President Obama's first days in office have been chock full of reversing the actions of the previous president, from halting midnight environmental regulations to taking steps toward closing the Guantanamo Bay prison site.
It reminds me of another famous undoing, and raises a question: What happened to the solar panels that President Jimmy Carter had put on the White House and President Ronald Reagan had removed? Well, it turns out someone's making a documentary for me all about that. See the description and trailer below.
In 1979, Jimmy Carter, in a forward-looking move, installed solar panels in the roof of the White House. This symbolic installation was taken down in 1986 during the Reagan presidency. In 1991, Unity College, an environmentally centered college in Maine acquired the panels and later installed them on their cafeteria.
In "A Road not Taken", swiss artists Christina Hemauer and Roman Keller travel back in time and, following the route the panels took, interview those involved in the solar panel decisions, in the oil crisis of the time, and in the way that that moment presaged our own era.
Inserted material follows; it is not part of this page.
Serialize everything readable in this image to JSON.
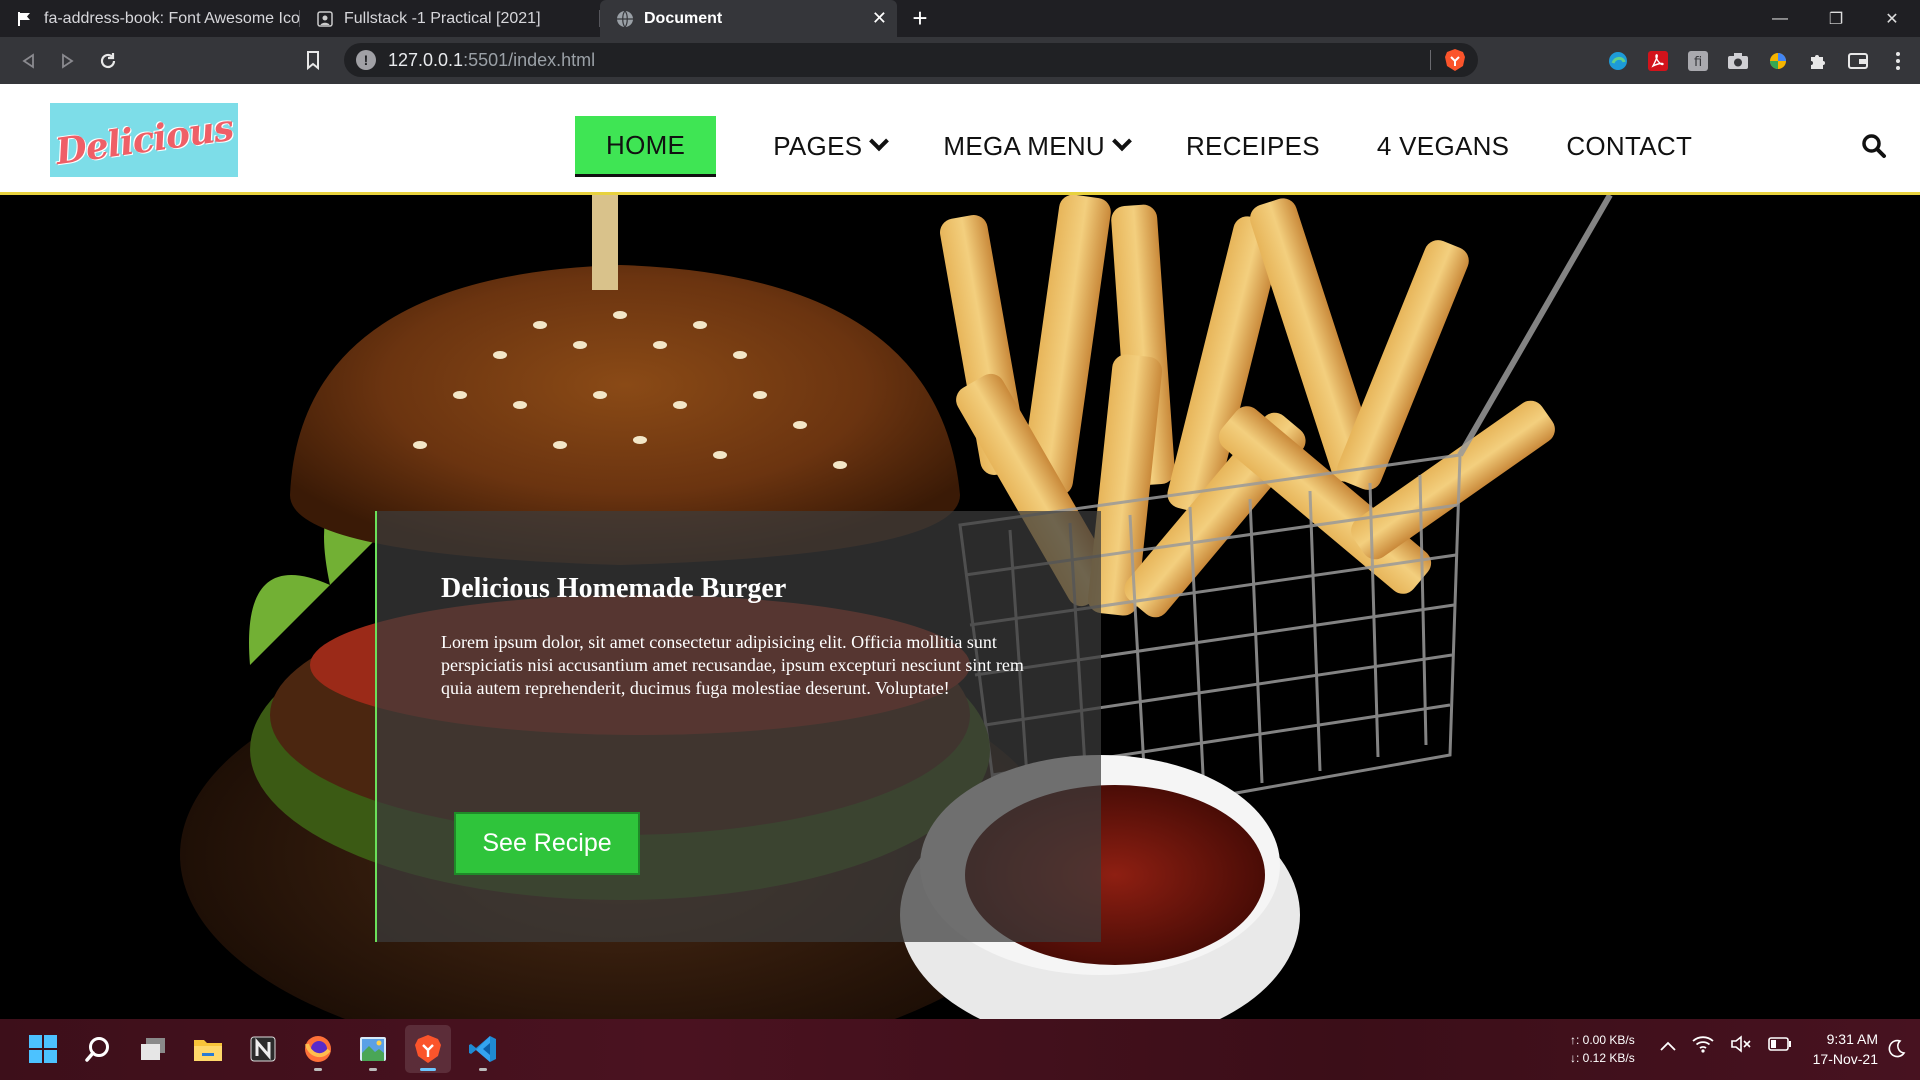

The documentary essay is still in work and will be about 70 minutes long.
BUT WAIT... THEY'RE ON A CAFETERIA?
Yes! Unity College considered auctioning off the White House solar panels (and donated one panel to Carter's presidential library (PDF).
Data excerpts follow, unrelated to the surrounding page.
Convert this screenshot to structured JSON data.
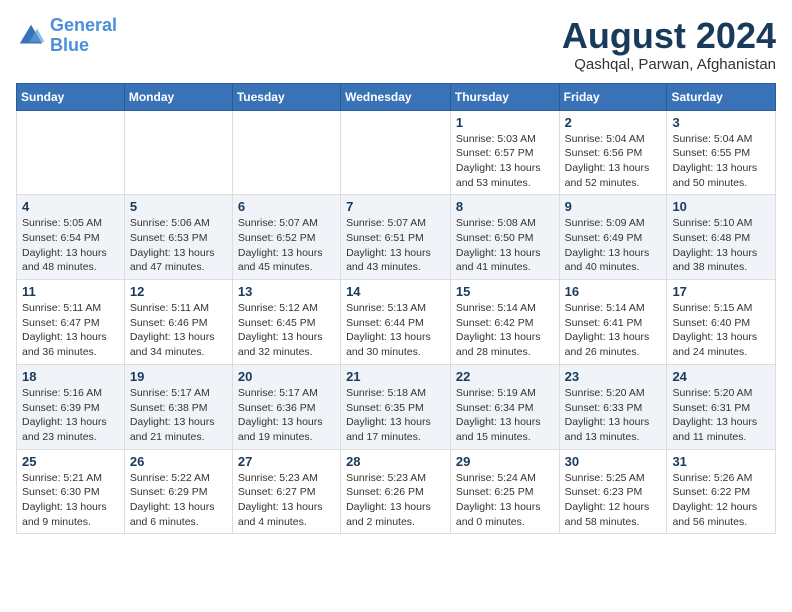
{
  "logo": {
    "line1": "General",
    "line2": "Blue"
  },
  "title": "August 2024",
  "subtitle": "Qashqal, Parwan, Afghanistan",
  "days_of_week": [
    "Sunday",
    "Monday",
    "Tuesday",
    "Wednesday",
    "Thursday",
    "Friday",
    "Saturday"
  ],
  "weeks": [
    [
      {
        "num": "",
        "detail": ""
      },
      {
        "num": "",
        "detail": ""
      },
      {
        "num": "",
        "detail": ""
      },
      {
        "num": "",
        "detail": ""
      },
      {
        "num": "1",
        "detail": "Sunrise: 5:03 AM\nSunset: 6:57 PM\nDaylight: 13 hours\nand 53 minutes."
      },
      {
        "num": "2",
        "detail": "Sunrise: 5:04 AM\nSunset: 6:56 PM\nDaylight: 13 hours\nand 52 minutes."
      },
      {
        "num": "3",
        "detail": "Sunrise: 5:04 AM\nSunset: 6:55 PM\nDaylight: 13 hours\nand 50 minutes."
      }
    ],
    [
      {
        "num": "4",
        "detail": "Sunrise: 5:05 AM\nSunset: 6:54 PM\nDaylight: 13 hours\nand 48 minutes."
      },
      {
        "num": "5",
        "detail": "Sunrise: 5:06 AM\nSunset: 6:53 PM\nDaylight: 13 hours\nand 47 minutes."
      },
      {
        "num": "6",
        "detail": "Sunrise: 5:07 AM\nSunset: 6:52 PM\nDaylight: 13 hours\nand 45 minutes."
      },
      {
        "num": "7",
        "detail": "Sunrise: 5:07 AM\nSunset: 6:51 PM\nDaylight: 13 hours\nand 43 minutes."
      },
      {
        "num": "8",
        "detail": "Sunrise: 5:08 AM\nSunset: 6:50 PM\nDaylight: 13 hours\nand 41 minutes."
      },
      {
        "num": "9",
        "detail": "Sunrise: 5:09 AM\nSunset: 6:49 PM\nDaylight: 13 hours\nand 40 minutes."
      },
      {
        "num": "10",
        "detail": "Sunrise: 5:10 AM\nSunset: 6:48 PM\nDaylight: 13 hours\nand 38 minutes."
      }
    ],
    [
      {
        "num": "11",
        "detail": "Sunrise: 5:11 AM\nSunset: 6:47 PM\nDaylight: 13 hours\nand 36 minutes."
      },
      {
        "num": "12",
        "detail": "Sunrise: 5:11 AM\nSunset: 6:46 PM\nDaylight: 13 hours\nand 34 minutes."
      },
      {
        "num": "13",
        "detail": "Sunrise: 5:12 AM\nSunset: 6:45 PM\nDaylight: 13 hours\nand 32 minutes."
      },
      {
        "num": "14",
        "detail": "Sunrise: 5:13 AM\nSunset: 6:44 PM\nDaylight: 13 hours\nand 30 minutes."
      },
      {
        "num": "15",
        "detail": "Sunrise: 5:14 AM\nSunset: 6:42 PM\nDaylight: 13 hours\nand 28 minutes."
      },
      {
        "num": "16",
        "detail": "Sunrise: 5:14 AM\nSunset: 6:41 PM\nDaylight: 13 hours\nand 26 minutes."
      },
      {
        "num": "17",
        "detail": "Sunrise: 5:15 AM\nSunset: 6:40 PM\nDaylight: 13 hours\nand 24 minutes."
      }
    ],
    [
      {
        "num": "18",
        "detail": "Sunrise: 5:16 AM\nSunset: 6:39 PM\nDaylight: 13 hours\nand 23 minutes."
      },
      {
        "num": "19",
        "detail": "Sunrise: 5:17 AM\nSunset: 6:38 PM\nDaylight: 13 hours\nand 21 minutes."
      },
      {
        "num": "20",
        "detail": "Sunrise: 5:17 AM\nSunset: 6:36 PM\nDaylight: 13 hours\nand 19 minutes."
      },
      {
        "num": "21",
        "detail": "Sunrise: 5:18 AM\nSunset: 6:35 PM\nDaylight: 13 hours\nand 17 minutes."
      },
      {
        "num": "22",
        "detail": "Sunrise: 5:19 AM\nSunset: 6:34 PM\nDaylight: 13 hours\nand 15 minutes."
      },
      {
        "num": "23",
        "detail": "Sunrise: 5:20 AM\nSunset: 6:33 PM\nDaylight: 13 hours\nand 13 minutes."
      },
      {
        "num": "24",
        "detail": "Sunrise: 5:20 AM\nSunset: 6:31 PM\nDaylight: 13 hours\nand 11 minutes."
      }
    ],
    [
      {
        "num": "25",
        "detail": "Sunrise: 5:21 AM\nSunset: 6:30 PM\nDaylight: 13 hours\nand 9 minutes."
      },
      {
        "num": "26",
        "detail": "Sunrise: 5:22 AM\nSunset: 6:29 PM\nDaylight: 13 hours\nand 6 minutes."
      },
      {
        "num": "27",
        "detail": "Sunrise: 5:23 AM\nSunset: 6:27 PM\nDaylight: 13 hours\nand 4 minutes."
      },
      {
        "num": "28",
        "detail": "Sunrise: 5:23 AM\nSunset: 6:26 PM\nDaylight: 13 hours\nand 2 minutes."
      },
      {
        "num": "29",
        "detail": "Sunrise: 5:24 AM\nSunset: 6:25 PM\nDaylight: 13 hours\nand 0 minutes."
      },
      {
        "num": "30",
        "detail": "Sunrise: 5:25 AM\nSunset: 6:23 PM\nDaylight: 12 hours\nand 58 minutes."
      },
      {
        "num": "31",
        "detail": "Sunrise: 5:26 AM\nSunset: 6:22 PM\nDaylight: 12 hours\nand 56 minutes."
      }
    ]
  ]
}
We had mistakenly reported that the panels were sold, but a Unity College representative helpfully wrote in to say the panels were still there, just not in service anymore. And they attached this photo:
SOLAR NOW?
Some new White House solar panels were actually installed in 2003:
In 2003, solar photovoltaic panels were installed at the White House. Two smaller solar thermal systems were also installed to heat water: one for landscape maintenance personnel, the other for the presidential pool and spa.
...
The Bush Administration itself never really announced the project. Instead the installation was completed "under the radar;" industry trade journals were the media that picked up the story.
The current White House solar panels are not thought to produce much power.
With Washington's climate and the pitch of the building roofs considered less than ideal, the output of any system would be limited, said one of the project's managers.
"I think the symbolic nature of this exceeds the actual kilowatts produced," said SEIA spokesman Michael Paranzino.
That was probably the case during the energy crisis of the 1970s, when President Jimmy Carter donned a sweater, turned down his thermostat --and had a solar-powered water system installed. It was later removed by President Ronald Reagan, who shipped the panels off to Unity College in Maine, where they still heat the water for the school's cafeteria.